Ang Lee’s Brokeback Mountain: Academy Award®-Winning Screenplays for Focus Features' 20th Anniversary
Larry McMurtry and Diana Ossana’s poignant and acclaimed adaptation of an American epic
On March 6, 2006, Larry McMurtry and Diana Ossana stood up in the Kodak Theater in Hollywood to receive the Academy Award® for Best Adapted Screenplay for Brokeback Mountain. In addition to pointing out Annie Proulx, the author of the short story the two screenwriters adapted, Ossana thanked “Ang Lee and our brilliant cast for breathing life into our words.” The tale of two Wyoming cowboys—Jack (Jake Gyllenhaal) and Ennis (Heath Ledger)—who fall in love one summer herding sheep quickly became an American classic. Nominated for eight Oscars®, Brokeback Mountain would win three prizes that night. To celebrate Focus Features' 20th year anniversary, we’re highlighting this August remarkable films like Brokeback Mountain which won an Academy Award for Best Screenplay.
In October, 1997, while staying with her writing partner, Larry McMurtry, in Texas, Diana Ossana read Annie Proulx’s short story “Brokeback Mountain” in The New Yorker. “Two-thirds of the way through reading the story, I began to sob, and I sobbed all the way to the end,” remembers Ossana. “I took the magazine downstairs and asked Larry to read the story.” Within weeks, the two contacted Proulx about optioning Brokeback Mountain. “I would likely have said no to any other screenwriter(s) who approached me on this story,” Proulx admits. “I trusted them with the story, especially Larry McMurtry, whose ear and eye for Western America is equaled by none.”
In tackling the adaptation, Ossana saw their challenge as two-fold: “We were extremely concerned about staying true to the tone of the story and determined not to veer off into sentimentality nor to lose the language of the characters and the time and place.” As different directors and actors signed up, and then had to back out, the project took over seven years to be realized.

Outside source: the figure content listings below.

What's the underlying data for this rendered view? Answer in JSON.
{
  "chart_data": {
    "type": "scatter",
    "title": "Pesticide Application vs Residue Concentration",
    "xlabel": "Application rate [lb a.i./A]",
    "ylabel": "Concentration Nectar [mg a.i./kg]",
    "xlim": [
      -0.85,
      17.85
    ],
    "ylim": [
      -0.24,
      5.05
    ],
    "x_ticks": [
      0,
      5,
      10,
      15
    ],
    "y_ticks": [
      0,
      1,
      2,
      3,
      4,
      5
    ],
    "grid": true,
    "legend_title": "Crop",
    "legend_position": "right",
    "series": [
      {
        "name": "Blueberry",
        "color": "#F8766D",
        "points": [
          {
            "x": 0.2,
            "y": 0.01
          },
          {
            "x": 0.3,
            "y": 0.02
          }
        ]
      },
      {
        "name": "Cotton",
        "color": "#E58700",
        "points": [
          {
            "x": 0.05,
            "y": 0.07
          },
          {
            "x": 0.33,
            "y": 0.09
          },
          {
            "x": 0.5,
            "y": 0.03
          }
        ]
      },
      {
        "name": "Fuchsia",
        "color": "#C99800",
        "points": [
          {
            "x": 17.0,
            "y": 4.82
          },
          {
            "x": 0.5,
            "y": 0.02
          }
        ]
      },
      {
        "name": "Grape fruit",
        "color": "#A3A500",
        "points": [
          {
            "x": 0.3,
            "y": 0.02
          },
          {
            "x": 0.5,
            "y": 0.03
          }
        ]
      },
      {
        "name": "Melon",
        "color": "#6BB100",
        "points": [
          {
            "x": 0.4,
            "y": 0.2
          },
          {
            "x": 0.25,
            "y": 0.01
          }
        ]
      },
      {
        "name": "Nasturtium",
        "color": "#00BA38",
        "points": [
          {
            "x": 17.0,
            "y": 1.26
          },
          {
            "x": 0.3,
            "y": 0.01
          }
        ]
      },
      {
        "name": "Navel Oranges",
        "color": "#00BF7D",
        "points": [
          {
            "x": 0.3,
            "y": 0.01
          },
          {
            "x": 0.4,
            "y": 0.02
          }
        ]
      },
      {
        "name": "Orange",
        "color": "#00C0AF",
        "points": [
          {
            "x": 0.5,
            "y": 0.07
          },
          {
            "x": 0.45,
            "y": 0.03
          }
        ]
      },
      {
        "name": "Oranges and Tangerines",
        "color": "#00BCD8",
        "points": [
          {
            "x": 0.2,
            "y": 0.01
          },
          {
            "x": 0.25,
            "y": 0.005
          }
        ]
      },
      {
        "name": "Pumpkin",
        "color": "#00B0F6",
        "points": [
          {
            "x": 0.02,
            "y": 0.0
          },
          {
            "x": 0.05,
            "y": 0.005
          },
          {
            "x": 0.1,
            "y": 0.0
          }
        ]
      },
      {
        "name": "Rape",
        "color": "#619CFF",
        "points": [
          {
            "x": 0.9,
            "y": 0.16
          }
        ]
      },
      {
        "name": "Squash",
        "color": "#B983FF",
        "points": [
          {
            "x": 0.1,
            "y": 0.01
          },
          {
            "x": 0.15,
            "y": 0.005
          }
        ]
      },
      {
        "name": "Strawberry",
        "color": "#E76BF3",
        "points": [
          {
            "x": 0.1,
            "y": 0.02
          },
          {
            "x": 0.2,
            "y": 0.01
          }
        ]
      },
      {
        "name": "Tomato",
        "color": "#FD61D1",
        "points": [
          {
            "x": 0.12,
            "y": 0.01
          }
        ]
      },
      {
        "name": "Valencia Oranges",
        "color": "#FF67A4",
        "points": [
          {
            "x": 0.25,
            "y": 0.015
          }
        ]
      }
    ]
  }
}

During that time, the filmmakers had what many considered “the best non-produced screenplay in Hollywood.” Eventually producer—and then Focus Features president—James Schamus and director Ang Lee stepped up. Lee, who remembers having “tears in my eyes” while reading Proulx’s short story, found the screenplay “a very faithful and great adaptation.”
For the actors, from Gyllenhaal and Ledger to Anne Hathaway and Michelle Williams, the screenplay showed them what a powerful story the film could be. “I loved the script because it was mature and strong, and such a pure and beautiful love story,” expressed Ledger. For Ossana, seeing the actors embody her and McMurtry’s vision made it all worthwhile. “On the first day when I saw the boys in costume, I was so overwhelmed that these characters had come to life that I needed to go away and sit down for about an hour,” Ossana remembers.
Ultimately, the popularity of the film proved that Ossana and McMurtry had found a way to bring that profound emotion they felt reading that short story back in 1997 onto the screen. “Larry and Diana's screenplay took a spare, brief, and intense short story and managed to maintain its purity while vastly increasing its scope - not an easy task,” exclaims Schamus. Critics agreed. Entertainment Weekly praised how “together they have coaxed Proulx’s anecdotal, through-the-years narrative into a wistful epic of longing and loss.” And Rolling Stone called it “a model of literary adaptation.”